I Program the ESP via the Arduino IDE, if you don’t know how to set that up take a stroll down Google lane. Tons of help there on that topic. As it stands in the code below, once powered up the OLED should flash the Adafruit logo until a message is received then it will display the message until a new one is received. Simple. The default topic is “inTopic”, and the default OLED font size is 1. I have tried a font size of 2 but no higher. I also stumbled upon this library here. Much smaller and designed just for text.
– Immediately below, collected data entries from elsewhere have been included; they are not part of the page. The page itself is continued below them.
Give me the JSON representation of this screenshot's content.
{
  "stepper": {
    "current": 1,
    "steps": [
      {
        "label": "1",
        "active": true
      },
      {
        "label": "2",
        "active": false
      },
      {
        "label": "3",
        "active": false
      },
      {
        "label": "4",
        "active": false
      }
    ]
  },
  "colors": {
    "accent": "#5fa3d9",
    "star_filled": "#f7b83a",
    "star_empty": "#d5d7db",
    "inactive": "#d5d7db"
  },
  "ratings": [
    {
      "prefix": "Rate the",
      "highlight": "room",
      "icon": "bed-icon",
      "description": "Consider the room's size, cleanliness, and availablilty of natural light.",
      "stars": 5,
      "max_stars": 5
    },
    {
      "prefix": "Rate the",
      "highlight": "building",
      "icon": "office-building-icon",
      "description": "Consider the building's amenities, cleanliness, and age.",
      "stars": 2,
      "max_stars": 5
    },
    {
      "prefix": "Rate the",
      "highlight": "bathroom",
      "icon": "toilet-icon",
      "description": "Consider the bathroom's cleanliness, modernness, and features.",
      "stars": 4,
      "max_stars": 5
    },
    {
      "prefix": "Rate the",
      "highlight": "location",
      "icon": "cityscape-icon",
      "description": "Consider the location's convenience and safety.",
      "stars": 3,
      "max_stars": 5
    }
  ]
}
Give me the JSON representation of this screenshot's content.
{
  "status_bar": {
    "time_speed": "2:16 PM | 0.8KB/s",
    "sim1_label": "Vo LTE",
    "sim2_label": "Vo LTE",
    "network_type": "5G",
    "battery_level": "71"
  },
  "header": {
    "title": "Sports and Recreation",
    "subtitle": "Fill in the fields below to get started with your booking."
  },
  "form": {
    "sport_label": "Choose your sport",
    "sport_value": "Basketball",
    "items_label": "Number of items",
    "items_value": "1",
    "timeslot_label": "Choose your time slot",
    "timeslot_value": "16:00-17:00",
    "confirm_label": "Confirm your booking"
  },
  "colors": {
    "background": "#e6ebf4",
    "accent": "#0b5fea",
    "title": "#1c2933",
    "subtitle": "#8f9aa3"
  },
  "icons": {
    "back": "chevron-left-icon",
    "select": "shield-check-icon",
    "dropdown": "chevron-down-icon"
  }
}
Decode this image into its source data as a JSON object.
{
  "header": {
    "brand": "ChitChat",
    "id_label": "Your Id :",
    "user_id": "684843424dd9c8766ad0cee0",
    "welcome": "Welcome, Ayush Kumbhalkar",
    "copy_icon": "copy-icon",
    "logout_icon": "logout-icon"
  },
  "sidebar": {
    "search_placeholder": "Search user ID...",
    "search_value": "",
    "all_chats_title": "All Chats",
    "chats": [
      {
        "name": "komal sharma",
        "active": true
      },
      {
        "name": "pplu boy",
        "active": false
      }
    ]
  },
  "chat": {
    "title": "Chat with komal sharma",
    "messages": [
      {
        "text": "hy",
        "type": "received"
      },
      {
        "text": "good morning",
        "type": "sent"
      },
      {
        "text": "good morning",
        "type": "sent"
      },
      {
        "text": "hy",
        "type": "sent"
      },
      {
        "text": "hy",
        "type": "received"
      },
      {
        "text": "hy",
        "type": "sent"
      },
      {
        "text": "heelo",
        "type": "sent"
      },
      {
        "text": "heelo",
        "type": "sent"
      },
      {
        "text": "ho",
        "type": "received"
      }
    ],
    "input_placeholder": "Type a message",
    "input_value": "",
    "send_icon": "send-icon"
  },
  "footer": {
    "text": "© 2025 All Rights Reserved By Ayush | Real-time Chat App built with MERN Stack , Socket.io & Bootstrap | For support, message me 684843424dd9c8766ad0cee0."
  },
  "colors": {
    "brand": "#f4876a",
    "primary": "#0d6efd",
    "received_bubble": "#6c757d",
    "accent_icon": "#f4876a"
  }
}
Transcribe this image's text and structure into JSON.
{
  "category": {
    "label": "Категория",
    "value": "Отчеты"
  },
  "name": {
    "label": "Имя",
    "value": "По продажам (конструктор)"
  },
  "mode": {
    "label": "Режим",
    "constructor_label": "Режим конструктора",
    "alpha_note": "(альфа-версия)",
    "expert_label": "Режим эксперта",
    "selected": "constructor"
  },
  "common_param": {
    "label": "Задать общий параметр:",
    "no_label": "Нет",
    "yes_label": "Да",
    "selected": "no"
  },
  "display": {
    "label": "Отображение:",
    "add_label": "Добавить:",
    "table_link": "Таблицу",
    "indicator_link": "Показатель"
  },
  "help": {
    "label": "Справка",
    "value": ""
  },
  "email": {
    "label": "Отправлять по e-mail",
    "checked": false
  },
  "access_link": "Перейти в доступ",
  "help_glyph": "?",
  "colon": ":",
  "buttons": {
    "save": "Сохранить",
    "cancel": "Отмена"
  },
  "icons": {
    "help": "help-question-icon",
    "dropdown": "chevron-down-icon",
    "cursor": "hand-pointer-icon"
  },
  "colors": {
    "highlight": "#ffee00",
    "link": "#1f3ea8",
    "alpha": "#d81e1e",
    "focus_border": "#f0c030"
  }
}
May try that in the future, but if it ain’t broke don’t fix it.

Items Required:
(1) ESP-01 (mine is a standard ESP-01 from eBay)
(1) OLED I2C Screen (I used a 0.96″ 4pin OLED also off eBay)

IDE Library Requirements:
Wire
Adafruit GFX
Adafruit SSD1306
ESP8266WiFi
PubSubClient

Some places that helped
https://learn.adafruit.com/monochrome-oled-breakouts/arduino-library-and-examples
https://github.com/adafruit/Adafruit-GFX-Library
https://learn.adafruit.com/adafruit-gfx-graphics-library/using-fonts
https://learn.adafruit.com/adafruit-gfx-graphics-library/graphics-primitives
https://github.com/knolleary/pubsubclient

This was the tutorial that helped me get what I have going. I couldn’t get the OLED to work quite right until I came across this post. I used it as the base for what I have.
http://randomnerdtutorials.com/guide-for-oled-display-with-arduino/

This page helped but not until I specified the SDA, SCL pins for the ESP. I couldn’t get the display to work properly and do what I wanted.